Al acercarme al coche me di cuenta de que Savannah no estaba detrás de mí. Giré y la vi frente a la casa. En el interior, las luces se encendían y se apagaban. El televisor atronaba con su sonido, se apagaba y luego volvía a atronar.
– ¡Savannah! -mascullé entre dientes.
Una de las cortinas del piso principal se abrió y Lacey espió nuestra marcha. Savannah levantó la vista y movió los dedos. Después corrió hacia mí.
– ¿Qué crees que estás haciendo? -le pregunté.
– Sólo una advertencia -sonrió-. Una advertencia amistosa.
Cuando llegamos a casa, los adolescentes filmaban el gato negro de mi vecino. No les presté atención y metí el coche en el garaje.
Mientras Savannah volvía a calentar su cena, escuché los mensajes del contestador y devolví las llamadas a varias amistades de Boston que habían visto en los informativos lo que me había pasado. ¿Mi altar satánico había aparecido en los telediarios de Boston? Cada una de esas personas me aseguró que sólo se había tratado de una mención al cambiar un canal, pero eso no me hizo sentir mejor.
Los adolescentes se fueron a las diez menos cuarto, probablemente a la hora de su toque de queda. El cuarteto de los de más edad se quedó, turnándose para sentarse en la furgoneta y montando guardia en mi jardín. No llamé a la policía; eso solo habría logrado despertar más atención hacia mi persona. Si yo no reaccionaba, los salvacionistas muy pronto se cansarían lo suficiente como para volver a sus casas, dondequiera que estuvieran.

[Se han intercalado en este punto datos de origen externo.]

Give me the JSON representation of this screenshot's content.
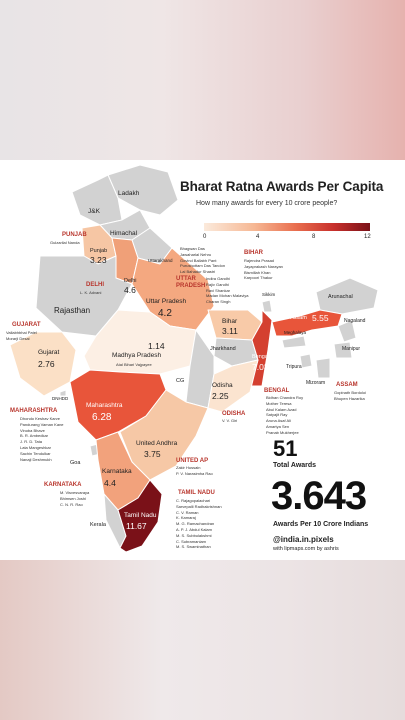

Me fui a acostar a las once. Sí, triste pero cierto. Yo era joven, soltera y me acostaba a las once de un sábado por la noche, como lo había hecho casi todas las noches durante los últimos nueve meses. Desde la llegada de Savannah he tenido que luchar para mantener incluso a mis amistades. Salir con hombres queda descartado; Savannah es muy celosa de mí tiempo y de mi atención. O, dicho más exactamente, no le gusta no tenerme cerca cuando se le antoja. Como he dicho, la estabilidad era una de las pocas cosas que yo podía ofrecerle, así que no intenté cambiar nada en ese aspecto.